Monastery in Berkshire, England

Cookham Abbey was an Anglo-Saxon monastery in Berkshire, England. It was established by 726.

==History==
Situated south of the Thames, Cookham was traditionally part of Wessex, but being near a Roman crossing point the abbey was captured in 733 by Æthelbald of Mercia. At some point between 740 and 757, Æthelbald gave the monastery with its deeds to Christ Church, (Canterbury Cathedral). After the death of Archbishop Cuthbert in 760, the deeds were stolen by two of the archbishop's pupils, Daegheah and Osbert, and given to Cynewulf of Wessex, who took possession of the monastery. In 779 after the Battle of Bensington, Offa of Mercia once again took the monastery and the missing deeds became a cause of much dissension, often mentioned in church councils. Before he died in 786, Cynewulf sent the deeds back to Canterbury in an act of penance.

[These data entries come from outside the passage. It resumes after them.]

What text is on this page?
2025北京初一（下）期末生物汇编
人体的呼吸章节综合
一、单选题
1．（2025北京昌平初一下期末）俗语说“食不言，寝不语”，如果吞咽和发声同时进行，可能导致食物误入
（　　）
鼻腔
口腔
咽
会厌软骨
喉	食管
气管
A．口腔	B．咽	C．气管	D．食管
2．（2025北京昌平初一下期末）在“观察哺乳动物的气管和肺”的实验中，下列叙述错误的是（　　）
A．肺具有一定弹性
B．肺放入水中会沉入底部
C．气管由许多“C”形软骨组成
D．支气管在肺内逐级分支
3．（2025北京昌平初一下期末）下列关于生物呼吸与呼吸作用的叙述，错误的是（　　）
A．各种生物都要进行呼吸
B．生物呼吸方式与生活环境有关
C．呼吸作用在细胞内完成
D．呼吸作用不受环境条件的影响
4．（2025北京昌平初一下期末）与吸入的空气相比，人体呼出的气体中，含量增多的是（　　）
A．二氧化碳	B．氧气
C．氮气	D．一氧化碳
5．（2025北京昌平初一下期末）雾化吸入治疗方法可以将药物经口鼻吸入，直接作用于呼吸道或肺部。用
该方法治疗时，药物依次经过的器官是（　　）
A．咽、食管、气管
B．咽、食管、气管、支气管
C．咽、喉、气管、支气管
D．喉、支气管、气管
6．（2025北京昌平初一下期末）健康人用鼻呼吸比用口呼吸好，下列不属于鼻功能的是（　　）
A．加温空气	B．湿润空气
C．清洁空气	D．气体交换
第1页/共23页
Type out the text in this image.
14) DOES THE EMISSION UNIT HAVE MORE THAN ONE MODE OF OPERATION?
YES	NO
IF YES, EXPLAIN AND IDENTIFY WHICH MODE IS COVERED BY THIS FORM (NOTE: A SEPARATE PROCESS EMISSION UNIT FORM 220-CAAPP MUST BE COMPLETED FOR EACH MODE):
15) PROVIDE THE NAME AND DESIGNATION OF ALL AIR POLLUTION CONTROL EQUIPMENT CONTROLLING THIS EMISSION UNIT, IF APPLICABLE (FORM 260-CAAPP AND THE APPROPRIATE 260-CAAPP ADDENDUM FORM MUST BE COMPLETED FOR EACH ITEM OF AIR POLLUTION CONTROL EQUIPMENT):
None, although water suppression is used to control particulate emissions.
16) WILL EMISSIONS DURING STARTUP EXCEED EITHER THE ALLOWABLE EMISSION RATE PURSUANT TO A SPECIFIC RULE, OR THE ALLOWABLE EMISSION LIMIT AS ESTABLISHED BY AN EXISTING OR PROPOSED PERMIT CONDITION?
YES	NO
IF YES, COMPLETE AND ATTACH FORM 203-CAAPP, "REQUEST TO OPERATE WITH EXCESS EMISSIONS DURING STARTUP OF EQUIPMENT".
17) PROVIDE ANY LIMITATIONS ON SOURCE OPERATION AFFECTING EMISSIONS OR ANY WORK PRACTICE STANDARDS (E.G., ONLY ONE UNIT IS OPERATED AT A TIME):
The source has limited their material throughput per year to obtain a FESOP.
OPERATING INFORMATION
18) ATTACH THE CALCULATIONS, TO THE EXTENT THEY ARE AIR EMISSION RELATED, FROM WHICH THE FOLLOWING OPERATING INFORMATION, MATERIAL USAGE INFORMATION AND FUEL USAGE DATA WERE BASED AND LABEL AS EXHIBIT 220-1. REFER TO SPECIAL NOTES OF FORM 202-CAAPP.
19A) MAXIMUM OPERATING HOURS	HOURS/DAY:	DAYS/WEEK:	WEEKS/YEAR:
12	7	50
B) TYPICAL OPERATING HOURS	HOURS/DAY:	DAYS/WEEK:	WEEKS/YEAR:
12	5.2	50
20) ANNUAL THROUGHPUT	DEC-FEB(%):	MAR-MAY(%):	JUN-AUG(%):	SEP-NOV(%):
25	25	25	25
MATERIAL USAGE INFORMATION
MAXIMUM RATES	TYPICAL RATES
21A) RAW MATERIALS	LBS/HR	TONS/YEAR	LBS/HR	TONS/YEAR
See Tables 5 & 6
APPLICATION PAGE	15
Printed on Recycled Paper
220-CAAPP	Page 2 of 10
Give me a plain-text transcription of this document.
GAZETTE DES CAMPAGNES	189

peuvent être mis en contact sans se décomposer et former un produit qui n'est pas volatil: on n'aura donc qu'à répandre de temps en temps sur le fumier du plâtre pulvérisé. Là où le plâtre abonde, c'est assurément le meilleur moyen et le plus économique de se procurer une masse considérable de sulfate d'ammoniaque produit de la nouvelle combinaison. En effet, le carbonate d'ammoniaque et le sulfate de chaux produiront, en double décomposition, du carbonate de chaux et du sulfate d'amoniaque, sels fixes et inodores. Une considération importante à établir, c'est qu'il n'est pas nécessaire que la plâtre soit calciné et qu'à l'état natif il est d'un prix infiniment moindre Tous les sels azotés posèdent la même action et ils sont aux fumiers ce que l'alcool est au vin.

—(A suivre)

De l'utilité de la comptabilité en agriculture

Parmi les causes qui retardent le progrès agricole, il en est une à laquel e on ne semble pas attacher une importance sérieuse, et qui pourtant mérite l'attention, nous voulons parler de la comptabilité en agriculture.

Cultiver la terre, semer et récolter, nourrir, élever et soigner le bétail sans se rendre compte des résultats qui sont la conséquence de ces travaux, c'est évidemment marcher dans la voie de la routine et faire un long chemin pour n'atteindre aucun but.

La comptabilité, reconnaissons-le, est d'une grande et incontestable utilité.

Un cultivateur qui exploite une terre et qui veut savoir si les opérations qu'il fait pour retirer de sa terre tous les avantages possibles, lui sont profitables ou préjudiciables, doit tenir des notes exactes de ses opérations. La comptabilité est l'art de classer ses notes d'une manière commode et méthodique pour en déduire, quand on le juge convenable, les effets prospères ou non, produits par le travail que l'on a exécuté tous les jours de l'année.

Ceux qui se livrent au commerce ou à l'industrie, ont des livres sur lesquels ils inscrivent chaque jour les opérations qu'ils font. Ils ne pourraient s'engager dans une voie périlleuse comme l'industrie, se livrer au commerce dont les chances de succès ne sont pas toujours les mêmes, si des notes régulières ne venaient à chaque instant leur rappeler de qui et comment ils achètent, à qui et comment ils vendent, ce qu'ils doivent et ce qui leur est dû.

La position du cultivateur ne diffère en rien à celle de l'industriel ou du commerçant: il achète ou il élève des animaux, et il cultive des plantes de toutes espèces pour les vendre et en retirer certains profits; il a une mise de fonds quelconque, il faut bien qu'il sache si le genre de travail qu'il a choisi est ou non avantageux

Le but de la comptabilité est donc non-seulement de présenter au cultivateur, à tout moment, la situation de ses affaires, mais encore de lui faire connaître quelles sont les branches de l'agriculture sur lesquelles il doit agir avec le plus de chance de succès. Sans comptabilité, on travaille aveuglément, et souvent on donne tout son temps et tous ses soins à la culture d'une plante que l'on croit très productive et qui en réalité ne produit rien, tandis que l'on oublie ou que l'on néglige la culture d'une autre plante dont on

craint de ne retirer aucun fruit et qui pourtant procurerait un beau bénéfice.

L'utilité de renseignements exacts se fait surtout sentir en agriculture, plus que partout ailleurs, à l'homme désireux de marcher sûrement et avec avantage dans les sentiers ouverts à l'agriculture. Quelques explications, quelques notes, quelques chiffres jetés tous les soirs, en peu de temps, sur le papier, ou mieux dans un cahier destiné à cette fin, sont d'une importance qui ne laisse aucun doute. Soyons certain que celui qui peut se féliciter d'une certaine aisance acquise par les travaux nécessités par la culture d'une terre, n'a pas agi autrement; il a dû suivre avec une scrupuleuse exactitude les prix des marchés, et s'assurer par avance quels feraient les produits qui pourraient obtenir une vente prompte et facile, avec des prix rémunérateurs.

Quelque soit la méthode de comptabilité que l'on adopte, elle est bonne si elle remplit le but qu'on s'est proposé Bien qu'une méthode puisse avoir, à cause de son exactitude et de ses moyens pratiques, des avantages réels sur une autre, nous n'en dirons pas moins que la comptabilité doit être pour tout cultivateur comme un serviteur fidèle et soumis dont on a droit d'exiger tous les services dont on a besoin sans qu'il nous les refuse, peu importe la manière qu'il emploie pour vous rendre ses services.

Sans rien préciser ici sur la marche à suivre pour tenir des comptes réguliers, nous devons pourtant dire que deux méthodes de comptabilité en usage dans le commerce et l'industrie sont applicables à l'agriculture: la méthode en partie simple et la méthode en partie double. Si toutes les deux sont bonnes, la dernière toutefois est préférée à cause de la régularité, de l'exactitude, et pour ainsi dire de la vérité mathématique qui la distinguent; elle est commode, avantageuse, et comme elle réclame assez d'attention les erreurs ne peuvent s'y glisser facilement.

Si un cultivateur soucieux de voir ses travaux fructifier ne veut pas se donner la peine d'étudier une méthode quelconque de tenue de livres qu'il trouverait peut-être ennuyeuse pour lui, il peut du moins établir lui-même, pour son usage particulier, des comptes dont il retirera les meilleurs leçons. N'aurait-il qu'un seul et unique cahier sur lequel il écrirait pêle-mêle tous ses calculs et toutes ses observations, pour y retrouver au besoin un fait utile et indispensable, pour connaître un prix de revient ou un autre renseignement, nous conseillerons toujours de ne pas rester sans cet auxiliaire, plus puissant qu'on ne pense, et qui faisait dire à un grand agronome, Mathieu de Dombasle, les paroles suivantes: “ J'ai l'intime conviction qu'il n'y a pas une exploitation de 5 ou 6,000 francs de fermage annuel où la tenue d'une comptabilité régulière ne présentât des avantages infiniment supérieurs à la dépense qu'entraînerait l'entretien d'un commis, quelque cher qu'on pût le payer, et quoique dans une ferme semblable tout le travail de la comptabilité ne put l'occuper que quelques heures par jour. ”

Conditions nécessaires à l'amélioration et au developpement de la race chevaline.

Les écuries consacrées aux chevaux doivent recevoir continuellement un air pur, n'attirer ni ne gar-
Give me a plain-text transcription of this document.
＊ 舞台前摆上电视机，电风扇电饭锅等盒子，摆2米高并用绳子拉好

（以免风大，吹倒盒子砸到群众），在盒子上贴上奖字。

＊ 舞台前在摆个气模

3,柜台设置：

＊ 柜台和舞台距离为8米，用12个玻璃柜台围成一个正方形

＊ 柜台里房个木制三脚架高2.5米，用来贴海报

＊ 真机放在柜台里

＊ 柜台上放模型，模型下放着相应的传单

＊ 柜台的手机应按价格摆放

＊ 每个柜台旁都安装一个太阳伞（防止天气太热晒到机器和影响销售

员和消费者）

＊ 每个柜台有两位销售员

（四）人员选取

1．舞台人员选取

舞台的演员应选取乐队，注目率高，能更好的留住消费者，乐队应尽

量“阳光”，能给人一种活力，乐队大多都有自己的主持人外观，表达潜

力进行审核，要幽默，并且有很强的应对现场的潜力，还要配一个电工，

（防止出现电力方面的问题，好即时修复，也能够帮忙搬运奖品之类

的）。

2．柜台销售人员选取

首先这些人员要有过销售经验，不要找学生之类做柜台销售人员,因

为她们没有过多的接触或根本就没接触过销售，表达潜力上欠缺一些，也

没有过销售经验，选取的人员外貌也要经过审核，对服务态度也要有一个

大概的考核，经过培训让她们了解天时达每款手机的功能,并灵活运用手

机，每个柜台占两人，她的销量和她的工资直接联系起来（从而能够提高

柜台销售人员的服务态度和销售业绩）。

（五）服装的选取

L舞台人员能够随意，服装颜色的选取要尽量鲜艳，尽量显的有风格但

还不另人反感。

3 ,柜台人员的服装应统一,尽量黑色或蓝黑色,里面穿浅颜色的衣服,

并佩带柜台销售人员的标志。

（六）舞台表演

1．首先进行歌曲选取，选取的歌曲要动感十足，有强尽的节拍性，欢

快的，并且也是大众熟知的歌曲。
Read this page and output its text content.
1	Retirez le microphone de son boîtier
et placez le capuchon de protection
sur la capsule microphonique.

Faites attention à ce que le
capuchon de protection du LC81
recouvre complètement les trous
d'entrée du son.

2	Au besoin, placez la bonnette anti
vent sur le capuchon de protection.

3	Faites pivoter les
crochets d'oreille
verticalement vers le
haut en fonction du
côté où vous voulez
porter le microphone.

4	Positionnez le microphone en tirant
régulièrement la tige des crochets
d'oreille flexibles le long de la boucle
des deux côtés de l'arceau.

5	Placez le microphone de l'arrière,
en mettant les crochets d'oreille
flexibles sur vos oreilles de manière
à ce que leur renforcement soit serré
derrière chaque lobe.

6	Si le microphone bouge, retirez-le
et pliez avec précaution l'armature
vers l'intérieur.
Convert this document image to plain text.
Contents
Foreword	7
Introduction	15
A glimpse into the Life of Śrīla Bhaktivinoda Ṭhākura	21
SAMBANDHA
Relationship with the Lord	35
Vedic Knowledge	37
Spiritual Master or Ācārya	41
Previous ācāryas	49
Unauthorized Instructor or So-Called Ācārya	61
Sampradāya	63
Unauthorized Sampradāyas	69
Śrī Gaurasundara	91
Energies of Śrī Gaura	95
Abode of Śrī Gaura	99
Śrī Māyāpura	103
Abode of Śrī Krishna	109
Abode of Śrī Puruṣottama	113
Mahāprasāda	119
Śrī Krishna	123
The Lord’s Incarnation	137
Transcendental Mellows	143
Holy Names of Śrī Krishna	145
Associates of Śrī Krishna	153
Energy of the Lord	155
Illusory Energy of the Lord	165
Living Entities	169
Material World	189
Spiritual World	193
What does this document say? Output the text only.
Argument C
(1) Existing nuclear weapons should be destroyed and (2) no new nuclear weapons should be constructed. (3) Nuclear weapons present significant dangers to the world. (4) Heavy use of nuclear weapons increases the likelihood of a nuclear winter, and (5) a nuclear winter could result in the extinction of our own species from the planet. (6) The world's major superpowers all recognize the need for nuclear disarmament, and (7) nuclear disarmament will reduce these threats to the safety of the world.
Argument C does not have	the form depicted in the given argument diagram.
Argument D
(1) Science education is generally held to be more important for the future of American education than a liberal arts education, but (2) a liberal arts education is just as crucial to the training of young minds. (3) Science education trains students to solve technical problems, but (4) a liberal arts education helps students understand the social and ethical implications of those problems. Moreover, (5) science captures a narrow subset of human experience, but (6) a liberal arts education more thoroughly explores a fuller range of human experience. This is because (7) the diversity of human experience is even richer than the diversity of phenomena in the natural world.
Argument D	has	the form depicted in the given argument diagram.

After Offa's death in 796, his widow Cynethryth became the abbess. At the synod of Clofesho, which took place somewhere in Mercia in 798, the archbishop Æthelhard produced the deeds, and obtained the agreement of all, that the monastery rightly belonged to Canterbury. Æthelhard then immediately gave the monastery to Cynethryth in return for various pieces of land that she owned in Kent, able to support 160 households. Thus peace was reestablished between Mercia and Kent.

In August 2021, archaeologists from the University of Reading announced the discovery of a monastery dating to the reign of Queen Cynethryth in the grounds of Holy Trinity Church. Finds included food remains, pottery vessels used for cooking and eating, a fine bronze bracelet and a dress pin.